Nicht plausibel sind auch die Erklärungen des Klägers zum behaupteten Verlust einer Rechnung der Werkstatt "D Automobile" über angeblich 17.000,00 DM sowie deren, vollständige oder teilweise Bezahlung. Schon aus rein buchhalterischen Gründen müssten dem Kläger Unterlagen über diese Reparatur und deren Bezahlung zur Verfügung stehen.

5. Entgegen der Ansicht des Klägers steht der minderwertig instandgesetzte Vorschaden im vorderen rechten Seitenbereich in direkter Beziehung zum vorliegenden Fall. Dies ergibt sich schon daraus, dass der Kläger diesen Schaden sowohl gegenüber dem Gutachter H und der Beklagten zu 3) als auch gegenüber dem Landgericht verschwiegen hat, um hierdurch einen überhöhten Wiederbeschaffungswert behaupten zu können. Dies ist ein gewichtiges Indiz für das unredliche Verhalten des Klägers im vorliegenden Fall und seine daraus resultierende Unglaubwürdigkeit. Erst dem Vortrag des Klägers auf Seite 5 der Berufungsbegründungsschrift ist zu entnehmen, dass er diesen sich eindeutig aus den Gutachten der Sachverständigen E und W ergebenden Schaden nicht mehr bestreiten will.

In diesem Zusammenhang ist auch zu berücksichtigen, dass der Kläger gegenüber dem Sachverständigen H einen weiteren Vorschaden verschwiegen hat, den sein Fahrzeug im linken Heckbereich aufwies. Hierdurch ist es zu einer überhöhten Feststellung der Reparaturkosten durch diesen Sachverständigen gekommen. Wie sich aus dem Gutachten der Sachverständigen W ergibt, resultieren die wesentlichen Schäden, die der Sachverständige H festgestellt hat, nicht aus dem Anstoß des bei der Beklagten zu 3) versicherten Fahrzeuges. Es muss deshalb vor dem streitgegenständlichen Vorfall vom 10. Februar 2000, jedenfalls aber vor der Vorstellung des Fahrzeuges bei dem Sachverständigen H am 11. Februar 2000 zu einer weiteren Beschädigung im Bereich des Hecks gekommen sein. Das Vorliegen dieses (Vor)schadens hat der Kläger gegenüber dem Landgericht schriftsätzlich sowie gegenüber dem Senat in der mündlichen Verhandlung ausdrücklich bestritten. In der mündlichen Verhandlung vor dem Landgericht hat der prozessbevollmächtigte des Klägers das Vorliegen dieses Schadens in Anwesenheit des Klägers dagegen zugestanden.

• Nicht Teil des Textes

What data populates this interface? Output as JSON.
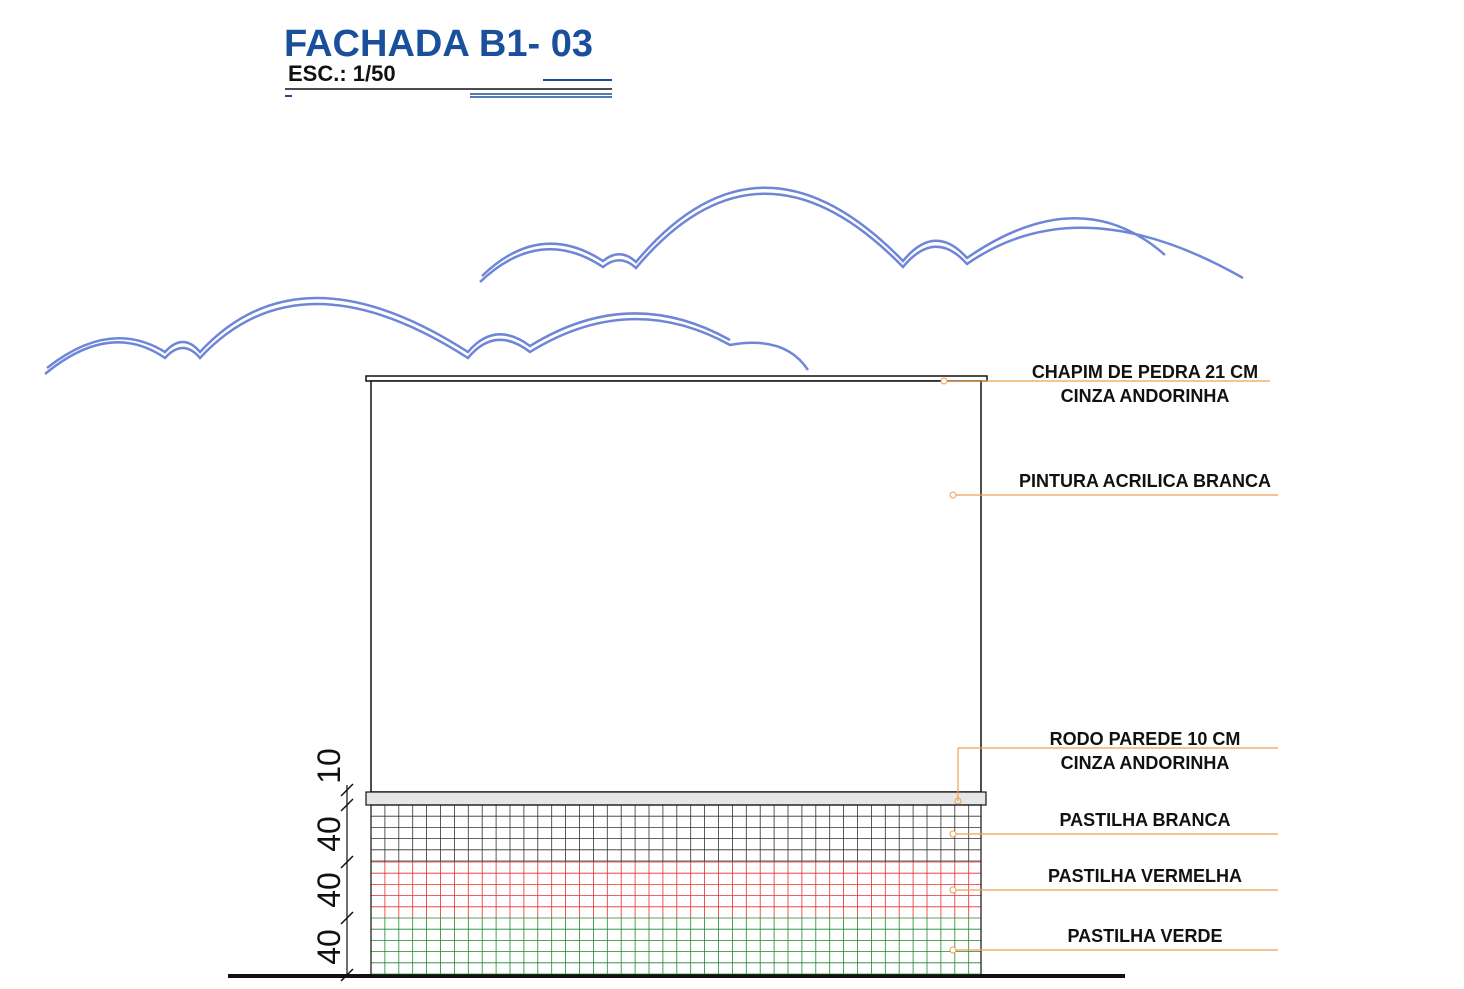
{
  "header": {
    "title": "FACHADA B1- 03",
    "scale": "ESC.: 1/50"
  },
  "callouts": [
    {
      "lines": [
        "CHAPIM DE PEDRA 21 CM",
        "CINZA ANDORINHA"
      ]
    },
    {
      "lines": [
        "PINTURA ACRILICA BRANCA"
      ]
    },
    {
      "lines": [
        "RODO PAREDE 10 CM",
        "CINZA ANDORINHA"
      ]
    },
    {
      "lines": [
        "PASTILHA BRANCA"
      ]
    },
    {
      "lines": [
        "PASTILHA VERMELHA"
      ]
    },
    {
      "lines": [
        "PASTILHA VERDE"
      ]
    }
  ],
  "dimensions": [
    "10",
    "40",
    "40",
    "40"
  ]
}
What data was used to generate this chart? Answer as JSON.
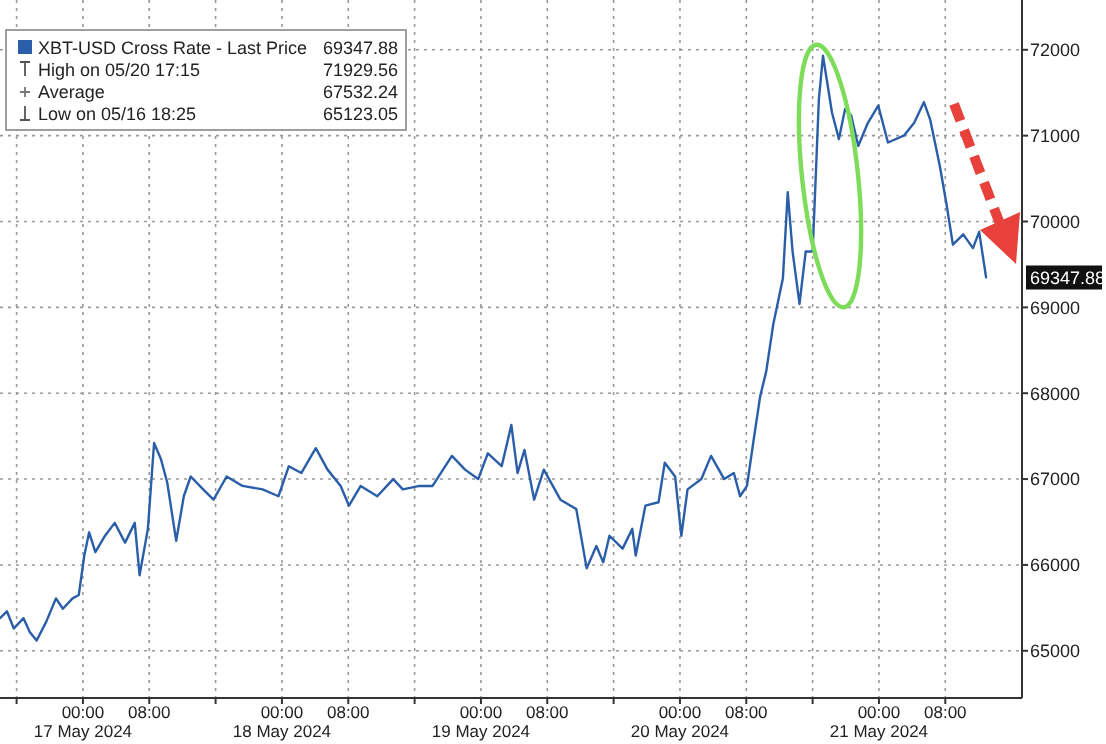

6. Zu Recht wertet das Landgericht auch die Angaben des Beklagten zu 2) am Unfallort als Indizien zu Lasten des Klägers. Das Fehlen eines nachvollziehbaren Grundes für das Auffahren und ein sofortiges, knappes "Geständnis" des Fahrers des gegnerischen Fahrzeuges sind "klassische" Indizien eines gestellten Unfalls.

7. Auch die Mitwirkung eines Unfallbeteiligten an anderen manipulierten Unfällen gehört zu den "klassischen" Indizien eines gestellten Unfalls. Die angefochtene Entscheidung enthält deshalb zu Recht Ausführungen zur Person des Beklagten zu 2), und zur Häufigkeit manipulierter Unfälle in Berliner Kreisverkehren.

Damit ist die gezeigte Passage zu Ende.